Analysis of Circular
The implications arising from the circular are as follows:

(i)In cases of entities engaged in Relief of the Poor, education or medical relief, there is going to be no change at all, they would continue to be eligible for exemption as charitable institution even if they incidentally carry on a commercial activity subject to the conditions as prescribed in Section 11(4A) or seventh proviso to Section 10(23C), whichever is applicable.

(ii) Industries or trade associations having object for charitable purpose coming specifically under the forth limb of the definition of ‘charitable purpose’ under Section 2(15) has to qualify the test of ‘mutuality’ to avail the benefit of exemption. There will be no other way in which the exemption can be availed. In cases of mixed dealings the exemption will be limited only to the extent of dealing with members only and dealing with non members will be devoid of such exemption. If any business or trade activity an organization is bound to carry on in order to fulfill its obligation of charity, it is very difficult to foresee a scenario in which that incidental activity is limited to members of the organization as the charity may be for the non members too. Further, the concept of ‘mutuality’ itself is a contentions and lot of litigation has already gone and still going on.
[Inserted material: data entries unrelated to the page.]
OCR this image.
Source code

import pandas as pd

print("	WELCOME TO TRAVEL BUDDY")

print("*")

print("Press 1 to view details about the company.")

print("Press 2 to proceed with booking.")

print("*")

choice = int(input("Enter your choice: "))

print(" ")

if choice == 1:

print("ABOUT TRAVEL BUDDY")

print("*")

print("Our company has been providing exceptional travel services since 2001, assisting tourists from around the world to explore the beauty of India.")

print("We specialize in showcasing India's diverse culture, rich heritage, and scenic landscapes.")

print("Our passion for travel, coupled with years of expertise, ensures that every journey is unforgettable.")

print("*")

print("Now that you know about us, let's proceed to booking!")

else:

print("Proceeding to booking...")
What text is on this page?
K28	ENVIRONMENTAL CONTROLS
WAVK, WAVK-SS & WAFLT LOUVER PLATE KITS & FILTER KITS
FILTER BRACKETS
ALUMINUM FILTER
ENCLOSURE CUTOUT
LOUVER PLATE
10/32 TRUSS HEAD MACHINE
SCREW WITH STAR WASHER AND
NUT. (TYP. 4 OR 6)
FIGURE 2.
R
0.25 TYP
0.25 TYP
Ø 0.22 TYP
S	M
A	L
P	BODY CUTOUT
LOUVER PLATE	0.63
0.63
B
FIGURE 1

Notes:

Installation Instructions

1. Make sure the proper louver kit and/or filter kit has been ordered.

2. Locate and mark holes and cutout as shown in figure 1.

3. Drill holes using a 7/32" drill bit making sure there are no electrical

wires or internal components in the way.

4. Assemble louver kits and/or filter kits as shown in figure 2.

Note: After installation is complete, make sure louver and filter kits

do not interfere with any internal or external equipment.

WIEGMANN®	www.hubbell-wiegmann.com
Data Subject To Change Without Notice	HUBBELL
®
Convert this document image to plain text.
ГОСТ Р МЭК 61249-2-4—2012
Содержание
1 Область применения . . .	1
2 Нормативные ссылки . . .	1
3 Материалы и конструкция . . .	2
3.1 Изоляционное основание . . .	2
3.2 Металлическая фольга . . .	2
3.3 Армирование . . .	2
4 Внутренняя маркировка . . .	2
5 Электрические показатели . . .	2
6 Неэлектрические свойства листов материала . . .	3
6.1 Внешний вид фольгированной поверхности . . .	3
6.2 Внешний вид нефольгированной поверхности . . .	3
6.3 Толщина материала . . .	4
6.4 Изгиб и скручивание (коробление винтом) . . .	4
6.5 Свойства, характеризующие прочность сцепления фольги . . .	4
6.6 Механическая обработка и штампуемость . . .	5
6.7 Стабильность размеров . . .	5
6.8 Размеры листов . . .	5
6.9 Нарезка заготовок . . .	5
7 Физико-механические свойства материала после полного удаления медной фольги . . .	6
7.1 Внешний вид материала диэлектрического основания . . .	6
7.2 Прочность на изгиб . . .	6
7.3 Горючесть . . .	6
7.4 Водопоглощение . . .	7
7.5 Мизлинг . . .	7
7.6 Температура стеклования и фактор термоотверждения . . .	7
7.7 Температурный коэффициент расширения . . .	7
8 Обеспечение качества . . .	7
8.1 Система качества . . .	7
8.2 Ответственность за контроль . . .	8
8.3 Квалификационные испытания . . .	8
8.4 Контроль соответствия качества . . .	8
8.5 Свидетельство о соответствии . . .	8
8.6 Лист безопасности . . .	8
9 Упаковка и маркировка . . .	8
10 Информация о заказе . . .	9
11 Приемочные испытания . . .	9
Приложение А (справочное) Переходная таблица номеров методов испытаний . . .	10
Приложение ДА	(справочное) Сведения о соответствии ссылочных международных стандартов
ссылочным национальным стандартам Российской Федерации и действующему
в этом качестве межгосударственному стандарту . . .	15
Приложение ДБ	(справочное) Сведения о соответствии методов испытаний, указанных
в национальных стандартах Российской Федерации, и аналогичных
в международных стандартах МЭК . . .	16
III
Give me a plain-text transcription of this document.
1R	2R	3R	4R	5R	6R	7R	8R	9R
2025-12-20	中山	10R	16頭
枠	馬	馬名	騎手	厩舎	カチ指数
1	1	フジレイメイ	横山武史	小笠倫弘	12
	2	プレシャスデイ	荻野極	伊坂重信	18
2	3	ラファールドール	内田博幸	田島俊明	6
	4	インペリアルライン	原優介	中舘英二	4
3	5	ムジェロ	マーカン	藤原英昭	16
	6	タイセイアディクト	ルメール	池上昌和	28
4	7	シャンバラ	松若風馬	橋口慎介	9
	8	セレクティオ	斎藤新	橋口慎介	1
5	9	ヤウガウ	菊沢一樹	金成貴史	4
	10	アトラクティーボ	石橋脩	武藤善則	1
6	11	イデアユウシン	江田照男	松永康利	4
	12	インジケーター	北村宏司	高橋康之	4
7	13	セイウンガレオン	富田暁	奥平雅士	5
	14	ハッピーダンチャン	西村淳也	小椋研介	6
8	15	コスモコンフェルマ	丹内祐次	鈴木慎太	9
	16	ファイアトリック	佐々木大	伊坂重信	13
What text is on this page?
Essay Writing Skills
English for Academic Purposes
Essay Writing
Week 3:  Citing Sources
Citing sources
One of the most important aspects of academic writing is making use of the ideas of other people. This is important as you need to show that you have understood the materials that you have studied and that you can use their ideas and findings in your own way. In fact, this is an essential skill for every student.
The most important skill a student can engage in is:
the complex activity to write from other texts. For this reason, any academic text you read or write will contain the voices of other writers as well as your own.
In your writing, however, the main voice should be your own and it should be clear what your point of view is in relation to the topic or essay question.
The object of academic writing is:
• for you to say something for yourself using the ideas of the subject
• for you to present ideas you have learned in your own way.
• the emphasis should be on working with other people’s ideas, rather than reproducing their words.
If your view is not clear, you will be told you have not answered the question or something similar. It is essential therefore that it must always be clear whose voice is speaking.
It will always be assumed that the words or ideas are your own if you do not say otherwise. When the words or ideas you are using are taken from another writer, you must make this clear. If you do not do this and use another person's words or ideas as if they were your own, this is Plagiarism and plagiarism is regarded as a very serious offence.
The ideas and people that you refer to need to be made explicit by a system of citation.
(iii) Since no generalization is now possible in view of this amendment, the issue whether an entity is eligible for exemption or not will be decided on case to case basis and this will lead to an increase in cost in terms of time and money in litigation. Courts will have to once gain take view on the matters which have as of now been settled by the highest court in this country. This will amount to unsettling the settled position of law. Further, this will mean giving power to the department officials to deal with and decide such matters. This will also lead to certain absurd results like some activity being charitable upto 31st March, 2008, even, in the view of highest judicial authority and suddenly it becoming non charitable from 1st April, 2008.

(iv) There may be some genuine charitable trusts or organizations which have obligation of charitable nature and to fulfill those they have to earn some business income by legitimate activities, properly disclosed in the books of accounts and records, the income derived from these entities would not be eligible for exemption even if they are applied for charitable purposes.

In this view, it can be seen that the said circular pertaining to amendment to Section 10(15) may prove to be deterrent to some very genuine charitable work to be done in our nation. More so, no specific provision or no specific exclusion for Chamber of Commerce and other such organizations have been brought out in that circular, as was promised by the Finance Minister himself.